What does it actually mean to be in the present moment?

It means allowing yourself time just to sit with yourself and accept what has happened in the past — without looking to change it, but also without casting any judgement on the whys and wherefores.

It is also about not projecting onto a future where someone else will make you happy again, but choosing to project on a now, where you will make yourself happy.

So, can a broken heart find its way home?

It definitely can.

It just may take some time, and don’t be hard on yourself if it does.

I described heartbreak as a process and it’s not a linear one. Don’t think I am oversimplifying things. Your mind does not take your heart by the hand and go from A to B to C or from past to future to present.

Your mind, by nature of being a human mind, will continue to flip between the past and the future. What you can do in the process is start to train your mind to be progressively more in the present moment.

The crying, the gin, the rebound sex: these things are like taking a paracetamol for a headache. They provide some immediate relief, but that headache may come back if you don’t treat the underlying cause.

This is what training your mind to be in the present moment will allow you to do over time: treat the cause.

So, how can I start being more in the present moment?

There are two ways to do this.

Firstly, you can practice present moment awareness meditation.

This is a form of meditation — also known as mindfulness — which basically asks you to close your eyes and bring your attention to your breath for example. Every time your mind wanders, you simply notice your mind has wandered and you bring your attention back to your breath.

Over time and with regular practice, you encourage your mind to be more in the present moment. This in turn also teaches you to be less judgemental and more objective with regard to what has happened in the past, and when your mind does wander back to the past it will feel less and less the pinch of disappointment.

Similarly, mindfulness teaches us to hang less expectation on future outcomes, so we can enter into new situations without the old blueprint of things not working out.

You can read more about mindfulness meditation and how to get started with it in this article.

Secondly, you can start living in the present moment by way of your life choices.

What follows may seem like conflicting advice, but bear with me a moment.

You are feeling lonely and your ex-partner has left a bit of a void?
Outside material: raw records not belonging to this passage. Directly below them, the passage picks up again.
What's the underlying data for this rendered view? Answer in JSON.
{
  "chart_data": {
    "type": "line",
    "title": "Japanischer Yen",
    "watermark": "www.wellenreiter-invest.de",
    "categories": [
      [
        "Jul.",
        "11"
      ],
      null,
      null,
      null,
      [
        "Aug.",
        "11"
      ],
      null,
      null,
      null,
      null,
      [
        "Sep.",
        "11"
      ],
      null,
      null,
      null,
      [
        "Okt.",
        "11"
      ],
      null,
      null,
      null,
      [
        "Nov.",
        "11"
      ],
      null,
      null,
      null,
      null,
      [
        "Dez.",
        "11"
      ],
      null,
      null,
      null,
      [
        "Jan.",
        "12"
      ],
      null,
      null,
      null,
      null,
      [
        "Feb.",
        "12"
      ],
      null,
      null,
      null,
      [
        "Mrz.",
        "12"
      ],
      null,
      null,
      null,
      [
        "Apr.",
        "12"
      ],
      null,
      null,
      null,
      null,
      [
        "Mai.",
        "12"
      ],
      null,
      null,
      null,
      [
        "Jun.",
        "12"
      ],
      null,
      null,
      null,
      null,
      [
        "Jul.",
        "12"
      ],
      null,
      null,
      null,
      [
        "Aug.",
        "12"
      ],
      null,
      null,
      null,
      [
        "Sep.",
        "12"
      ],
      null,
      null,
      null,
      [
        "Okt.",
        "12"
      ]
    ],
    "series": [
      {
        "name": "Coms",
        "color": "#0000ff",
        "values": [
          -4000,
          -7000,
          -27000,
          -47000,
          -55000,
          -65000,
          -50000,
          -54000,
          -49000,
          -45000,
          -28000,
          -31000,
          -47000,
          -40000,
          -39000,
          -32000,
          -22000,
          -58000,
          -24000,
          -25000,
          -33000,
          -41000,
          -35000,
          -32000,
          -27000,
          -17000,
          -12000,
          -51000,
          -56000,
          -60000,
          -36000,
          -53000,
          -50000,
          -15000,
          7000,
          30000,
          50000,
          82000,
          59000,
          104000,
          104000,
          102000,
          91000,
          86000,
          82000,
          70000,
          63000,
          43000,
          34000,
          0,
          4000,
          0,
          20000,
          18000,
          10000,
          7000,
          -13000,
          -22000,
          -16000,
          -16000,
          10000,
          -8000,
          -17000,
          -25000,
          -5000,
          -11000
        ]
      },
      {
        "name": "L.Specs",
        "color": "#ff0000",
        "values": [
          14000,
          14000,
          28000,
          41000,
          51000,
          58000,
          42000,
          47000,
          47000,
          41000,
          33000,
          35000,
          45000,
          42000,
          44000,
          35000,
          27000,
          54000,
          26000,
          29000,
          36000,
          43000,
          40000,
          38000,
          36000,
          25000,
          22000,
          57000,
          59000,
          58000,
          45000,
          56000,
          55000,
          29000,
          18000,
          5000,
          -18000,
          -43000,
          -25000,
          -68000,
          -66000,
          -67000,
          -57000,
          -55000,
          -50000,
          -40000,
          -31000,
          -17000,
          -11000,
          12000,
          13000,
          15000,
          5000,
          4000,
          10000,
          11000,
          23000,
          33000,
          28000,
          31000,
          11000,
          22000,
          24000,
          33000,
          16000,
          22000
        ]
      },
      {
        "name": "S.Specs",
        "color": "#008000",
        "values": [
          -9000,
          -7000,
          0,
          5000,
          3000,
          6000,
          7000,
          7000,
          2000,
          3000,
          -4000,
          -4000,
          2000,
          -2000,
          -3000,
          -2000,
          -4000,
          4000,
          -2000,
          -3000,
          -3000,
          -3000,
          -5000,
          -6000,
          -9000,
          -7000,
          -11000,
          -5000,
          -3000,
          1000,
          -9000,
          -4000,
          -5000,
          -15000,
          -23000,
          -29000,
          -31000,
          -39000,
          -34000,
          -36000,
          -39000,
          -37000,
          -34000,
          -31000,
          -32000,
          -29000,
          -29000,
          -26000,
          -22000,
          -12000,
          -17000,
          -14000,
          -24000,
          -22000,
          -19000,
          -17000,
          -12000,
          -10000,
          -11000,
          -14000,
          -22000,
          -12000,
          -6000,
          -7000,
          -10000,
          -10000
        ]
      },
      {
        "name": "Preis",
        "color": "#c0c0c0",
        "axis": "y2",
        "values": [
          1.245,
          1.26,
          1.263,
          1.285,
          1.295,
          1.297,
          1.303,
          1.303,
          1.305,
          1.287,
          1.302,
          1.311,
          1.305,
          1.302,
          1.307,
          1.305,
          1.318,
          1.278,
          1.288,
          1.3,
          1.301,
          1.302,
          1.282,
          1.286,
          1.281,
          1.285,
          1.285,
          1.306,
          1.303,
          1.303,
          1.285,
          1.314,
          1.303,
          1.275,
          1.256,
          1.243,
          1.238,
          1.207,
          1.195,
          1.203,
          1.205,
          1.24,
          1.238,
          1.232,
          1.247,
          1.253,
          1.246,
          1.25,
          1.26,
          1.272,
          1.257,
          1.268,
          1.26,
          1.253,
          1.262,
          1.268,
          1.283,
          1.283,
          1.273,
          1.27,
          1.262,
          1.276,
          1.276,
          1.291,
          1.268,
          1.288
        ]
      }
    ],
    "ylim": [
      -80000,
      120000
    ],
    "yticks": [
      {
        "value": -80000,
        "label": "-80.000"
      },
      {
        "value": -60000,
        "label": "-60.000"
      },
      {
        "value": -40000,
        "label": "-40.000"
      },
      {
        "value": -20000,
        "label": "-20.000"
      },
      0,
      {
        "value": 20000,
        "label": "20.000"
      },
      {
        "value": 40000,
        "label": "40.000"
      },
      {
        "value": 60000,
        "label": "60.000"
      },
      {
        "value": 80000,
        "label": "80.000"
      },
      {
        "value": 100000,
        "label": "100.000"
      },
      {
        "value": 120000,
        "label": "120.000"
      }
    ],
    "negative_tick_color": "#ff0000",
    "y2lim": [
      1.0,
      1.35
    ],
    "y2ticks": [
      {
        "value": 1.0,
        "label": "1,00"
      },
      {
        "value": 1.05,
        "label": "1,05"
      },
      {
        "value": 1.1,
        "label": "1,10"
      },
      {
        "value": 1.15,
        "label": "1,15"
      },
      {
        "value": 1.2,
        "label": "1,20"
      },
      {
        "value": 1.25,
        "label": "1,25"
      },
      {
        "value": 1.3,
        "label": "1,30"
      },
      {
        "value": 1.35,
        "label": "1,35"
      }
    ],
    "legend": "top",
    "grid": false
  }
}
It is time to schedule some downtime alone with yourself!

If you are missing your ex-partner, you may well be filling your days with various friends, family and new dates so as to not feel the loneliness. For the most part, these people will be well-meaning, but they will probably all also have an opinion on your situation, why it happened and what to do now.

It is time to clear some headspace for yourself — and don’t be afraid of it. Maybe just one evening a week in the first instance. Just spend that time on your own and think — without interference — about what you want for your life.

To be clear, the question is not what you are looking for in a new partner or how that person would make you happy.

The question you are asking yourself is how can you make yourself happy?

Ask yourself these two questions and write down as many things as you can:

  • What are the things you have always wanted to do?
  • What things did you use to enjoy doing, but don’t find time for them anymore?

And then, within the realms of what is physically and financially possible, start doing them. It’s that simple.

It may be incremental at first. Over time these activities will gradually take more and more space in your life. Off the back of heartbreak and other forms of loss, I have known people train for marathons, set up businesses, travel to the other side of the world, write books, start baking, renovate houses …

It is in doing what we enjoy doing that we enter a flow state of consciousness and we bring ourselves to the present moment.

We also define ourselves as individuals.

Every cloud has a silver lining. And if you work on being in the present moment, you will look back over time and realise that the relationship did end for a reason.

And maybe the whole process of heartbreak has its own valuable lesson too. As the old American proverb advises us, “Love many, trust few, and always paddle your own canoe.”